In most games, there are game objects where the distance between them is important, then there are objects that can move based on the shape of the screen these are typically buttons, joystick controls, scores, life bars, basic UI bits… Then there is the background which needs to be designed to fill the screen regardless of the device.
If your game objects need to be the same distance apart, you cannot use a dynamic config.lua but if you’re building a card game where the various stacks of cards can spread out or move closer together based on real estate a dynamic config.lua can help you. This needs to be the very first decision you make when deciding what to do. You of course, can make either one work, but you’re likely going to need to do more work to make a card game where it’s okay to spread the cards out with a fixed config.lua and it’s a pain in the rear to make a angry birds type game function with a dynamic config.lua.
Next, your non-game objects, i.e. your UI bits usually need to be positioned near edges of the screen. The dynamic config.lua guarantees that 0, 0 will be the top, left corner and that display.contentHeight, display.contentWidth is guaranteed to be the bottom, right corner. Lets day you have a fire button you want 50 px away from the bottom, right. You simply position it at: display.contentWidth - 50, display.contentHeight - 50. Want the life bar 50 px from the top, left, simply set them to 50, 50. Done. With a fixed config.lua, you have to use display.screenOriginX, display.screenOriginY and add those values to any object that needs to be near the edge of a screen and use display.actualContentWidth and display.actualContentHeight to get to the right and bottom of the screen. (you still need to add the screenOrigin* values to your right and bottom positioned items). Normally you want these items to move based on the shape of the screen.

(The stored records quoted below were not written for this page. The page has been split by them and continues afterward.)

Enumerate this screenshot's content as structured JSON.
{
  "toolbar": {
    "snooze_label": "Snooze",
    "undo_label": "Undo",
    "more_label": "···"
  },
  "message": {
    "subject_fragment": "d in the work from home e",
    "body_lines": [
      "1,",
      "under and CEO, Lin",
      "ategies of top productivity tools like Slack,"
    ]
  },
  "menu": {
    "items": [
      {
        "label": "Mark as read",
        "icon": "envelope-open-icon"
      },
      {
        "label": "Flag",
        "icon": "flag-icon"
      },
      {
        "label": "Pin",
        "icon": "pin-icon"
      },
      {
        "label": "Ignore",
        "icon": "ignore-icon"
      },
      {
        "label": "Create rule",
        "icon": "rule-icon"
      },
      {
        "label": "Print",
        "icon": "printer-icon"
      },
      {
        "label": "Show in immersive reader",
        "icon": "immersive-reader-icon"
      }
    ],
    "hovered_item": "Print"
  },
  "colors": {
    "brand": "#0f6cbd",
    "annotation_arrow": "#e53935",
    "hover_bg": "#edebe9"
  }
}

Finally the background should be large enough to cover the full width of a 16:9 device understanding that on a tablet, part of the wide-side will be off screen. We call this “bleed” in developer terms. On the other size, the background has to be large enough to cover the full height of a tablet, understanding that some of the screen will be off screen when on a 16:9 phone. How do you accomplish this? If you’re using a recommended 1.5x to 1 (3:2 aspect ratio) content area, i.e. 320 x 480, 800x1200, etc. then you want to use a background such as 570x360 (landscape or 360x570 portrait). On a 16:9 your screen will be 320x568 to 570 depending on rounding. So by having the long side 570 on a 480 content area, your background should not black-bar in that direction. If you jump on an iPad then the virtual screen size will be 360x480. So those extra pixels on the short side will fill the iPad, preventing black bars, but 90 pixels (45 on each side, 44 with an iPhone 5), will be off screen. Simply don’t put anything on the background image in these bleed areas and you will never see black bars regardless of what config.lua you use. This is all about making your background big enough to fill the black areas. If you use an 800x1200 content area, the backgrounds should be 900x1425.
So to sum up, there is no perfect config.lua file. You just have to understand the limits of what you choose to do and understand out different aspect ratios fit on a canvas.
So to get to your question, if objects need to be a fixed distance from each other, you can easily use object2.x = object1.x + someDistance.
I like doing: object2.x = object1.x + 0.5 * object1.width + somePaddingAmount.